Nevertheless, the Soviets still had one game to play and would finally be given the opportunity to appear at Wembley. On 28 July, in front of a crowd of 87,696, which was greater than the total number that had watched them in the group stages, the USSR were to meet the other losing semi-finalists, Portugal, to decide who would win the third-place playoff.

Chislenko had been suspended for three games and Porkujan was missing as well, so the Soviets had effectively lost their first-choice strike force. In recognition of his services to his country, Yashin was named as captain. A penalty from Eusébio gave the Portuguese the lead after 12 minutes but the Soviets equalised just before half-time through Eduard Malafeyev. It was an uninspiring contrast with fans drifting towards the exits long before the end. One minute from time, José Torres volleyed the winner past Yashin to seal the game and third place for the Portuguese.


Despite the disappointment of losing the semi-final, 1966 is still the most successful World Cup campaign ever undertaken by either the USSR or Russia. The team scored 10 goals, which is still a record for the side, and it’s the only occasion that they achieved a 100 percent record in the group stage.

Alongside Valery Ivanov in 1962, Porkujan became the only Soviet player to have scored in three consecutive matches at a World Cup and the only man to have scored for his country in both a quarter and semi-final. Although Porkujan scored more goals than Uwe Seeler and Flórián Albert combined, they were named in the all-star team as the forwards ahead of the Russian. Strangely, the Soviet Union were the only side that reached the semi-finals to not have a single player in that side. Perhaps even more strangely, Porkujan never scored another goal for his country.

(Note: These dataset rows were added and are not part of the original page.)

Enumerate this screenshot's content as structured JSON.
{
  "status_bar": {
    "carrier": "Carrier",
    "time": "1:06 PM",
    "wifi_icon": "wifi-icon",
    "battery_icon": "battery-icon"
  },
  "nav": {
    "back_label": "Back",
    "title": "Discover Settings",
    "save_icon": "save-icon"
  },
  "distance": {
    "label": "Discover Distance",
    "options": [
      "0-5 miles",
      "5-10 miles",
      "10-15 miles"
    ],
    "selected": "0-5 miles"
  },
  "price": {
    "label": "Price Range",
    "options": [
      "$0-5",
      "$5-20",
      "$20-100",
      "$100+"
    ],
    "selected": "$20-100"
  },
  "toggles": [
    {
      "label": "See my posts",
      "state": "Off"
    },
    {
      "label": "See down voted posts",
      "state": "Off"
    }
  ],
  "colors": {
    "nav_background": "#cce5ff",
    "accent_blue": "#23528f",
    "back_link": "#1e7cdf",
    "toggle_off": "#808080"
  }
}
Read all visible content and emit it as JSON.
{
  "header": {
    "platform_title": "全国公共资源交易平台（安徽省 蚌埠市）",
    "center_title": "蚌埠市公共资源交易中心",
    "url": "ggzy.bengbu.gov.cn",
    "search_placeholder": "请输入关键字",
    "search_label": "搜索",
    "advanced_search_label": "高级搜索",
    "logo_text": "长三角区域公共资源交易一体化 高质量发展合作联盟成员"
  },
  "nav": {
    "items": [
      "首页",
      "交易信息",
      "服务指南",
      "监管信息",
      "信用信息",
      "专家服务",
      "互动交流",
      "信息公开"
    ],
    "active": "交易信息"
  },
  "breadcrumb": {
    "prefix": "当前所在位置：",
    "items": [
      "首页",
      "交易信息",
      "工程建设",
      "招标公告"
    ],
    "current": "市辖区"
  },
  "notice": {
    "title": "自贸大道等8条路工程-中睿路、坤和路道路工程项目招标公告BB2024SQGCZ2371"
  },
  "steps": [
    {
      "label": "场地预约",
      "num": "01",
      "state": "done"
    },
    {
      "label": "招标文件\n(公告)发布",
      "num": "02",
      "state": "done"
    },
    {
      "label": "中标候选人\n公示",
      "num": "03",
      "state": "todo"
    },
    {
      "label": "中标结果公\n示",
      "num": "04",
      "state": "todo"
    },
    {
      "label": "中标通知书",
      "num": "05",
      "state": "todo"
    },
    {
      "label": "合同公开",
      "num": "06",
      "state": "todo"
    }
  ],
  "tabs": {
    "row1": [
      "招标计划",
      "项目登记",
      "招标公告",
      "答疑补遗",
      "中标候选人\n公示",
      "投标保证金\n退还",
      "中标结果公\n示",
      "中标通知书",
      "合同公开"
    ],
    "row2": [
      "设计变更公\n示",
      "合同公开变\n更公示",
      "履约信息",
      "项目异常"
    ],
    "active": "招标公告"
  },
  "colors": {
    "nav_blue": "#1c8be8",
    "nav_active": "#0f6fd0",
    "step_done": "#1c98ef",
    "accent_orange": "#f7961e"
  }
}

The Soviet team left a lasting impression in the north-east of England, especially in Sunderland where they played three matches and won over the local support, many of whom still remember them today. This was undoubtedly the best side the USSR ever produced, and one can only speculate as to the destination of the World Cup trophy if they and not the West Germans had made it to the final against England. History, of course, took a different path.